El mundo se pondría al borde de otra locura racial si olvidara y cerrara los museos del holocausto judío, por ejemplo, o los muchos monumentos hechos ante tal locura, los diálogos resultan imprescindibles.
Cuba, por ejemplo, retiró el águila del Monumento a los Muertos del Maine, pero reconoce la hidalguía de los marineros y ha dejado que reposen junto a las aguas los ángeles y los cañones rescatados del buque. Una cosa está clara, los monumentos retratan la historia como si fuese un negativo, nos toca a nosotros el constante retoque a través de labores de salvamento, memoria, recorridos, estudios, relecturas de la historia, etc.
Hace unos años se publicó un libro sobre La Habana con historias que se desarrollan en escenarios icónicos, lo mismo acontece en el cine, y recuerdo las escenas de La vida es silbar de Fernando Pérez o su inolvidable Suite Habana; son maneras que tienen los tiempos de llegarles a los grandes públicos, esos que quizás no estén sensibilizados del todo y pudieran estar jugando con una cámara de bicicleta y el cuello de los leones del Paseo del Prado.
La historia de Cuba, que cabe en poco más de medio milenio, no debe ni puede caer en la escombrera universal, y sobran ejemplos de la indigencia en que se hallan no pocos sitios históricos de la capital y del interior, lugares que, si no son objeto del turismo, dejamos a la deriva.

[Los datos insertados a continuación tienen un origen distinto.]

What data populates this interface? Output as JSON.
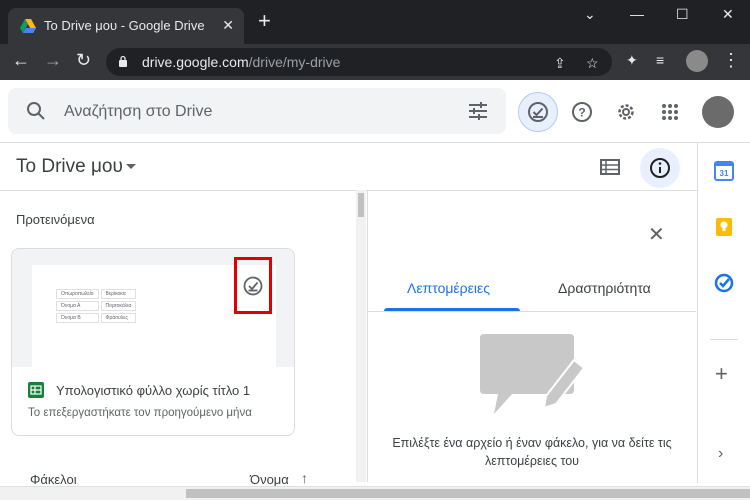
{
  "browser": {
    "tab_title": "Το Drive μου - Google Drive",
    "url_host": "drive.google.com",
    "url_path": "/drive/my-drive"
  },
  "search": {
    "placeholder": "Αναζήτηση στο Drive"
  },
  "main": {
    "title": "Το Drive μου",
    "suggested_label": "Προτεινόμενα",
    "file_card": {
      "name": "Υπολογιστικό φύλλο χωρίς τίτλο 1",
      "subtitle": "Το επεξεργαστήκατε τον προηγούμενο μήνα",
      "thumbnail_table": [
        [
          "Οπωροπωλείο",
          "Βερίκοκα"
        ],
        [
          "Όνομα Α",
          "Πορτοκάλια"
        ],
        [
          "Όνομα Β",
          "Φράουλες"
        ]
      ]
    },
    "folders_label": "Φάκελοι",
    "sort_label": "Όνομα"
  },
  "details_panel": {
    "tabs": [
      {
        "label": "Λεπτομέρειες",
        "active": true
      },
      {
        "label": "Δραστηριότητα",
        "active": false
      }
    ],
    "empty_text": "Επιλέξτε ένα αρχείο ή έναν φάκελο, για να δείτε τις λεπτομέρειες του"
  },
  "side_panel": {
    "calendar_day": "31"
  },
  "colors": {
    "accent": "#1a73e8",
    "highlight": "#e00000",
    "sheets_green": "#188038"
  }
}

Nuestro interés por salvar la historia no deberá ser solo monetario, pues si por ese camino vamos, tanto los guías como las compañías han falseado los hechos para hacerlos o más tremebundos o más vendibles, sin importar el resto del daño. Pienso en que el respeto por una diáfana y sana conversación con las estatuas es el mejor antídoto ante el olvido, la decadencia, la mercancía barata y la mala voluntad de no pocos desinteresados.